Covid and Brexit have caused a drop in overseas demand for British manufactured goods with inflows of international orders down for the fourth month in a row.
The latest figures from IHS Markit and the Chartered Institute of Procurement and Supply (CIPS) show growth in factory output was limited last month by Covid restrictions, while new post-Brexit rules have impacted export orders and pushed up costs.
However, the IHS Markit/CIPS manufacturing purchasing managers’ index (PMI) remained above the crucial 50 mark that signifies overall growth in the sector, scoring 57.9 in December, close to November’s three-month high of 58.1.
According to the Guardian, despite this growth and a slight easing of supply chain delays, manufacturers said logistics issues, Brexit difficulties and the possibility of further pandemic restrictions had damaged export demand.

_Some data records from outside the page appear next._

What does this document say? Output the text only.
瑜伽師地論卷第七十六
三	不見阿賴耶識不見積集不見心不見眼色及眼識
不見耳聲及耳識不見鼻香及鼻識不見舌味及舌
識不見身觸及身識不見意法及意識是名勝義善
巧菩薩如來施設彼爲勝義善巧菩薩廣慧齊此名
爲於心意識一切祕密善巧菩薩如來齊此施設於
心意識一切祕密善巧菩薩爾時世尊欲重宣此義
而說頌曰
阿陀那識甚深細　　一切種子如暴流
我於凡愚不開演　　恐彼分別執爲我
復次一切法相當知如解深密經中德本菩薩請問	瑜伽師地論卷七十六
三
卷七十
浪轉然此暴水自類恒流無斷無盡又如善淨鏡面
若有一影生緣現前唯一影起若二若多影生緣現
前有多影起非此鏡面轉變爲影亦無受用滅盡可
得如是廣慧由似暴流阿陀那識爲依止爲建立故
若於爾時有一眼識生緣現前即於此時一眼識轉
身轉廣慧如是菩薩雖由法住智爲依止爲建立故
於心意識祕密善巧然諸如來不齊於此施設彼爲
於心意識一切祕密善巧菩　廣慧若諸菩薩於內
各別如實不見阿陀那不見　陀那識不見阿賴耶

Research by Euler Hermes said the requirement for firms to adjust to new rules and processes for trade with the EU will contribute to Britain’s economic recovery lagging European neighbours.
It says exports will not return to pre-pandemic levels until 2023. Germany and Italy’s exports recovered in 2021.
Ana Boata, the head of economic research at Euler Hermes, said: “Our forecasts show that Brexiting in times of Covid-19 has hindered exporters’ capacity to benefit from the strong upswing in demand that lockdown has presented.”
Boata also said that the introduction of new border controls on UK imports at the start of 2022 is also likely to bring further disruption.
The Institute of Directors said its economic confidence index had fallen from -6 in November to -17 this month.
Specialty food imports
The Cold Chain Federation (CCF) has said speciality food imports from the EU could be particularly hard hit by the new rules.
Shane Brennan, the CCF chief executive, told the Guardian: “The big casualty of these trade barriers is the business that needs to import small and frequent quantities across borders – a pallet load of speciality cheeses or boxes of onion powder. This is the sort of trade that is going to suffer.”
Businesses want more government help on issues such as trade, skills, finance and tax as they anticipate the next 20 years being more challenging than the last 20, according to a Lloyds Bank Business Barometer.
Almost half of respondents (48%) want new trade agreements to help mitigate these challenges, as well as support on tax (52%) and learning (44%).
Supply chain problems easing
In more positive news for businesses, fresh data from the New York Federal Reserve’s Global Supply Chain Pressure Index (GSCPI), reported in Reuters, suggests that global supply chain problems may have almost peaked.
The index is based on 27 variables including shipping rates and air freight costs between the US, Asia and Europe.
Researchers have found “enormous growth” in shipping costs since the beginning of the recovery but said that this rise has started to slow in recent months.
Fed officials are closely monitoring supply chain disruptions as they devise a plan for withdrawing financial support offered during the pandemic.